Die Bestatterin von Kilcross

Ein warmherziger Irland-Roman und die Emanzipationsgeschichte einer jungen Frau
Martin Ruben Becker (Übersetzer)

Jeanie Masterson ist die Tochter des Bestatters in dem beschaulichen irischen Städtchen Kilcross. Von ihrem Vater hat sie die Gabe geerbt, mit den Verstorbenen sprechen zu können und deren letzten Wünsche entgegenzunehmen.

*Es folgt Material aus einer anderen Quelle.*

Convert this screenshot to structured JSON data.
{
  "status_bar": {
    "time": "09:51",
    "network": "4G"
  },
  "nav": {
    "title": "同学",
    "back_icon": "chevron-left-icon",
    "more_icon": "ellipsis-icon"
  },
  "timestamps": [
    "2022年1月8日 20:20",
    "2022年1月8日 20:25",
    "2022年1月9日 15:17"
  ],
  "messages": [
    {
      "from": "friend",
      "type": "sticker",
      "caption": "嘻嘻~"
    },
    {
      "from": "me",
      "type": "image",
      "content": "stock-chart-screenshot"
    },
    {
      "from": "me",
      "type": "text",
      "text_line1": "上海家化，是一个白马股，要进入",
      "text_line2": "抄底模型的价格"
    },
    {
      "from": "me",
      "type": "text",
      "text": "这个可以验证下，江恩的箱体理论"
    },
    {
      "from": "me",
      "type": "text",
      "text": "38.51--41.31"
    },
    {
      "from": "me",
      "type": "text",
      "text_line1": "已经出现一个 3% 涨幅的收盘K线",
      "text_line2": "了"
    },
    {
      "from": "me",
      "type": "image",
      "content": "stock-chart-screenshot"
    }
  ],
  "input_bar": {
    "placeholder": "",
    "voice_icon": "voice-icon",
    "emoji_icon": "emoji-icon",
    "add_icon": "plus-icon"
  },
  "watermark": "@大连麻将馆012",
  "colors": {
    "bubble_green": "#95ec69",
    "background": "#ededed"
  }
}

Diese Fähigkeit verleiht ihr einen besonderen Status, zugleich bedeutet sie aber auch eine große Bürde: Denn sie muss entscheiden, welche Botschaften sie den Verbliebenen übermittelt und welche sie lieber für sich behält. Als ihre Jugendliebe Fionn nach London geht, fühlt Jeanie sich zum Bleiben verpflichtet, weil sie hier in Kilcross gebraucht wird. Aber vergessen kann sie ihn nie.

Anne Griffin porträtiert eine junge Frau, hin- und hergerissen zwischen Pflichtgefühl und ihrem Wunsch nach Befreiung und Selbstbestimmung. Ein fesselnder und herzerwärmender Roman über das Leben, das Sterben und das, was das Leben lebenswert macht.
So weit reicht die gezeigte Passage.